Greg Maddux, Tom Glavine and Frank Thomas were selected on Wednesday by the Baseball Writers Association of America (BBWAA) for induction into the National Baseball Hall of Fame and Museum.
The trio will join managers Bobby Cox, Tony LaRussa and Joe Torre in the Class of 2014. The six of them will be joining legendary names like Ty Cobb, Babe Ruth, Mickey Mantle, Sandy Koufax and Willie Mays.
Each year in January, baseball fans eagerly wait for the announcement to find out who will join the oldest Hall of Fame (first class was 1936) of the four major sports.
I am one of those fans who eagerly wait for the announcement each year. For myself it’s for a variety of reasons, but none more important than I just love the game of baseball.
Unfortunately, the past couple of years and for the next several years, many will follow each January’s announcement for the circus the voting process has become. With the best players of the 1990s and 2000s — otherwise known as the Steroid Era — reaching the ballot, the voting process has turned into a major debate about more than what was done on the field of play.
I am and have been torn with regards to the use of steroids and other performance enhancing drugs (PEDs) in professional sports. I tend to look at this in a couple of different ways.
First, I’m glad baseball is doing all they can to eliminate the use of these drugs by their athletes. Even though the effort will never stop all from trying to gain an edge.
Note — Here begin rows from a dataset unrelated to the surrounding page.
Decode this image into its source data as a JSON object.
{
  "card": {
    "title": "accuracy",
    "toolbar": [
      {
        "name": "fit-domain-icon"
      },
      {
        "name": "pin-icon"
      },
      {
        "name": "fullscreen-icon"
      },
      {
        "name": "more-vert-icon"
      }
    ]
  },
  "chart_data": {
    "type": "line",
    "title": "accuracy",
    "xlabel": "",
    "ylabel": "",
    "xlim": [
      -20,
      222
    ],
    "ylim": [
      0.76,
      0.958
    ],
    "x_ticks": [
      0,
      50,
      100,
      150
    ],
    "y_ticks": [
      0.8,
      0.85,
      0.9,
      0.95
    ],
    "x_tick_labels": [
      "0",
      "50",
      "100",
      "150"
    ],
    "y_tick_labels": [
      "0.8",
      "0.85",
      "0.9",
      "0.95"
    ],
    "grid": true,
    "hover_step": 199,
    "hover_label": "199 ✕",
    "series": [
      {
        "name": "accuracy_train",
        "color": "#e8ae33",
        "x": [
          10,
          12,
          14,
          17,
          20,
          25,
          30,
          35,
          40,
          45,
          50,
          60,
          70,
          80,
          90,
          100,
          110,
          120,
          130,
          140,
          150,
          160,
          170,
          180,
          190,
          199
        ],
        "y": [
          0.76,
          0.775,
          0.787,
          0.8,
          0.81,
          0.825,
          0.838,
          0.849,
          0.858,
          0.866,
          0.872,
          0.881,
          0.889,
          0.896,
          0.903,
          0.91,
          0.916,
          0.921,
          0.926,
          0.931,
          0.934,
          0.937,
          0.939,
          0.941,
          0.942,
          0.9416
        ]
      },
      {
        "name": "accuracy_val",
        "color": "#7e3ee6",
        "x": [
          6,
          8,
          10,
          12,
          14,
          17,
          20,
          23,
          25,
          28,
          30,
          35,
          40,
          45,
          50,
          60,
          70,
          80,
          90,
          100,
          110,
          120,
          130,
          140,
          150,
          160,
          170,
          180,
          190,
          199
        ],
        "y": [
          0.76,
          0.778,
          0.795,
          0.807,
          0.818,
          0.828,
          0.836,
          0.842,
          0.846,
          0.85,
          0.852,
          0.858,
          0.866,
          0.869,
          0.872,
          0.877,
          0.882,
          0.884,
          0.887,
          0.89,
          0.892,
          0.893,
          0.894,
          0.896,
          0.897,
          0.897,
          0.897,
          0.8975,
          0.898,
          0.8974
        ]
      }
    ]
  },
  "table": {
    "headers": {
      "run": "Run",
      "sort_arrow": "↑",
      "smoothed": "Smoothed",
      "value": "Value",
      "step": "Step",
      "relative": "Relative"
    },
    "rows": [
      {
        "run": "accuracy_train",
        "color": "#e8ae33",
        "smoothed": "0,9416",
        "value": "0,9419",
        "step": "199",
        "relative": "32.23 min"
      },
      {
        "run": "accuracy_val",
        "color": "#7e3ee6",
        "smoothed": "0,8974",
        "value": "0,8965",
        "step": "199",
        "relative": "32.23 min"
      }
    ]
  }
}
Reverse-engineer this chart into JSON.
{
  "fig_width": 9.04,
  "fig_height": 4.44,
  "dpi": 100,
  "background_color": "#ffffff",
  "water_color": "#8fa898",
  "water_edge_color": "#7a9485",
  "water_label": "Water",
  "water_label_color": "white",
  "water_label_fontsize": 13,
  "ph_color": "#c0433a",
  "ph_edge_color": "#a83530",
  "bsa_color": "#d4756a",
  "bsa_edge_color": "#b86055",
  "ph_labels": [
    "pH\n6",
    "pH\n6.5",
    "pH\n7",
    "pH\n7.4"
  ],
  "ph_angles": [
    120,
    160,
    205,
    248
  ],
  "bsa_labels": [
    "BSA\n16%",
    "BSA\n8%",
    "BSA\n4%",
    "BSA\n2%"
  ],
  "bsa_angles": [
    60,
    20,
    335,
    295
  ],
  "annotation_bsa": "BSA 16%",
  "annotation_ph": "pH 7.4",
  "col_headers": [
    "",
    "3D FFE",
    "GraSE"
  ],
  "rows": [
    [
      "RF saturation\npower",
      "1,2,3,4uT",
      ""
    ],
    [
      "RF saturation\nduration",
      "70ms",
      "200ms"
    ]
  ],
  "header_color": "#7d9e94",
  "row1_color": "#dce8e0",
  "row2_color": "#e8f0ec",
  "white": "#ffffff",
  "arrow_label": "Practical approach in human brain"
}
Baseball players have been looking for an edge since the game began and will continue until the game ceases to exist.
Second, and this thought will upset some of you, but Major League Baseball and all involved with the game, including the writers that covered the game, chose to ignore the use of PEDs until pressured by the government.
They allowed for this era to spiral out of control and now they want to ignore some of the best players in the game.
Even after a bottle of Androstenedione, a steroid precursor, was found in the locker of Mark McGwire, the focus was on McGwire’s race with Sammy Sosa to break the single season home run record of 61 set by Roger Maris. The players were lifted up on pedestals from the same guys not voting for them now.
I just think — I agree with Miami Herald sports writer and ESPN personality Dan Le Batard — the voting process has become hypocritical.
I don’t agree with what Le Batard did with his Hall of Fame vote, but voting members of the BBWAA seem to have positioned themselves as judge and jury over potential inductees.
There are character issues with plenty of current Hall of Fame members. There are bigots, womanizers, drunks, drug users and cheaters already with busts in Cooperstown. No one is perfect, so let’s not pretend that the players we watch for entertainment on the diamond are. Especially, when so many of the voters have vices of their own.
I wish we could just vote for what was done on the field. That thought is probably more intended for a fantasy world.
But to not vote for Greg Maddux because he played during this era, as Ken Gurnick of MLB.com did, is foolish. To hold back a vote so someone isn’t worthy as a “First Ballot” inductee is silly. To not vote for Mike Piazza or Jeff Bagwell because of a suspicion is absurd. To vote for Jacque Jones, Armando Benitez or J.T. Snow is just plain dumb.
Really, it’s a good thing these voters are baseball writers and not judges in a court of law.
Voting for the Hall of Fame is debating the worthiness of Jack Morris and Alan Trammell and how they played a game and stacked up against other contemporaries.
But let’s remember this is still just a game. Fans have paid to see these players, these “suspected PED users” and I’m sure would pay to see them in Cooperstown.
Not voting for players from a certain era will not take away the fact that this happened. Heck, Bobby Cox, Tony LaRussa and Joe Torre are riding the coattails of suspected PED users right into Cooperstown.
I say put Barry Bonds and Roger Clemens in the Hall of Fame. Also acknowledge what they did, or believed to have done and the era in which they played.
And while we’re at it, clear out a place for Pete Rose and Shoeless Joe Jackson.